Pasadas algunas horas, después del almuerzo, nos encaminamos a “Loctudy” con el objeto de saborear los renombrados panqueques bretones. Este pueblito dista a tres Kms. de la isla Garó; como el tiempo se prestaba para la marcha, resolvimos volver a pié y en efecto resultó un delicioso paseo. Las cofias de Bretaña me parecieron tan originales que me coloqué una encima para servir de escena al objetivo. Nos preparamos a partir y nuestros amigos nos ofrecieron un suculento asado a la criolla; esto me traía el recuerdo de la tierra lejana...
Llegamos a “Quimper”, cruzamos la hermosa playa de “Dinard” y decidimos pasar a noche en “Saint Maló”. Los aminos de esta península son lindos; los cuadros de la naturaleza francesa seguían desfilando ante nosotros y, la belleza del paisaje, causaba dulce impresión al alma.
Para llegar a la ciudad de Saint Maló fue necesario embarcarnos todos en un “bac” (el auto inclusive) que cruzó el brazo de agua que la separaba de Dinard. Esta, es una extensa y bonita playa, pero aquella tiene un encanto indescriptible. Es el tipo de la vieja ciudad, rodeada de amplias murallas de piedra. Su aspecto es típico y curioso, se diría que es una gran propiedad. Casualmente bajamos en el hotel, que fue antaño la casa natal del poeta “Chateanbriand”.
Al bajar para tomar el café en la terraza del hotel, que da frente a la plaza pública de Saint Maló, cuál no fue mi sorpresa al ver convertida ésta en cinematógrafo; asistimos pues a esa función al aire libre, mientras saboreábamos el café acostumbrado.
Al abandonar una ciudad, mi costumbre era de buscar desesperadamente un librero que vendiera cartas postales, pues quería tener un recuerdo de los lugares que tanto me habían gustado; pensaba reunirlas todas en bella colección para quedar en mi álbum como fieles testigos de mis “exploraciones”.
Rebosaba yo de alegría al emprender el camino que conduce al famoso “Mont Saint-Michel” Lo admiré en miles de estampas y ahora lo ioba a ver tal cual es, con sus múltiples encantos y bellezas. Pude observar que atraía a numerosos turistas, siendo al mismo tiempo un gran centro de peregrinación.
“Saint Michel” situada frente a la línea de separación de las dos provincias, la “Normandía” y la “Bretaña”. Sobre esa isla la naturaleza hizo que fuera cubierta de un monte de rocas, y los hombres construyeron sobre ellas la magnífica abadía de San Miguel, que domina a su alrededor una gran extensión de tierra y agua. Este monumento magnífico de una mano de obra sublime se halla al extremo de la más alta roca y con tal base puede perdurar siglos y siglos. La basílica está rodeada de numerosos casas y escaleras de piedra que van bajando hasta llegar al borde de la isla, de terreno areniizo. Como todas las antiguas villas francesas, está circundada de grandes parapetos.
Un camino recto y cementado nos unió con “Saint Michel” y luego de ubicar la Ford V8 en la playita angosta, ascendimos el famoso monte, subiendo por sus estrechas callejuelas empedradas. A lo largo de aquellos pasillos habían instalado numerosas tiendas, de Santería y alfarería.
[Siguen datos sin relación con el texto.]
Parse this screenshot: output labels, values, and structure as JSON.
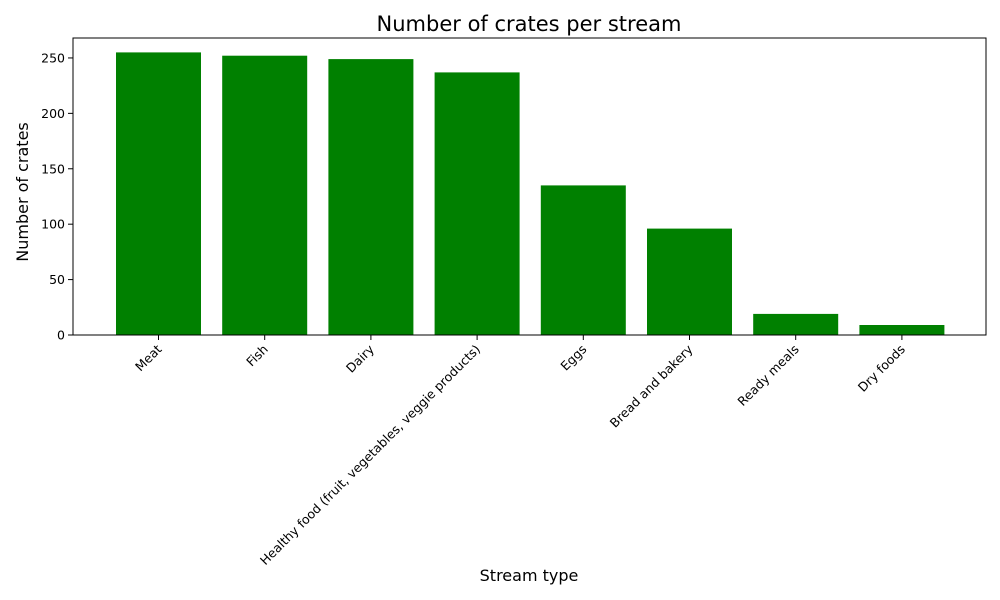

Entramos en el museo, que guarda todos los recuerdos de la historia del “monte”, y después de admirar sus salas, que encierran pre3ciosos documentos, identificadores del pasado, penetramos en un cuarto, donde hallé un objeto que me interesó vivamente. Es un aparato que observa la vista que se extiende alrededor de la isla y que antiguamente era un poderoso medio para calcular la distancia que la separaba de los enemigos. Consiste en un disco blanco, colocado frente a un agujero, abierto en el cielo raso.
Esa abertura está provista de un juego de espejos y al permanecer en la oscuridad completa, se refleja sobre la porcelana del disco el paisaje circundante. Para que esta demostración sea más interesante aun, una persona del grupo salió y con sorpresa pudimos verla arrimarse entre dos plantas de hortensias colocadas en el patio. Haciendo girar el disco, continuamos en mirar la extensión que nos rodeaba, sin molestarnos de nuestro lugar. Pero lo más curioso, es que estas imágenes reproducidas en aquella placa redonda, son en colores tal cual se ve en el cine.
Terminada la visita al museo subimos a la abadía. Las salas son a cada cual más hermosas y construidas con mucha habilidad e inteligencia. Los materiales han de ser sumamente sólidos, a juzgar por el emplazamiento poco arraigado de la edificación. El inmenso claustro de la abadía es el más hermoso del mundo; está decorado con pequeños rosetones, esculpidos sobre la piedra, todos distintos en sus dibujos, es una verdadera obra maestra. La “Salle des Chevaliers” donde los padres benedictinos se reunían para estudiar por ser ésta la sala más clara y mejor calentada, es muy grande y sostenida por hileras de columnas.
La Iglesia Catedral se halla igualmente protegida por pilones; los cuatro del centro indican, que siendo la parte central de la nave, está construida sobre la punta del peñasco.
En aquellos tiempos el Monte “Saint Michel” era una prisión; la vista de los pequeños calabozos donde encerraban me causó mucha impresión y más aun “les Outliettes” profundos pozos donde los arrojaban para hacerlos perecer allí, de hambre, de sed, en el terrible olvido de una celda subterránea.
Un prisionero quiso un día evadirse por medio de una cuerda, pero cayó de lo alto de aquellas paredes y es de imaginarse que encontró la muerte en el precipicio.
La vista del hermoso panorama vino a borrar estos tristes recuerdos y contemplé el brazo de agua que separa las dos provincias francesas. Antes de alejarnos del todo hacia la “Normandía” bajamos del auto para admirar la espléndida perspectiva del Mont Saint Michel que destacaba su esbelta forma sobre la diafanidad del cielo.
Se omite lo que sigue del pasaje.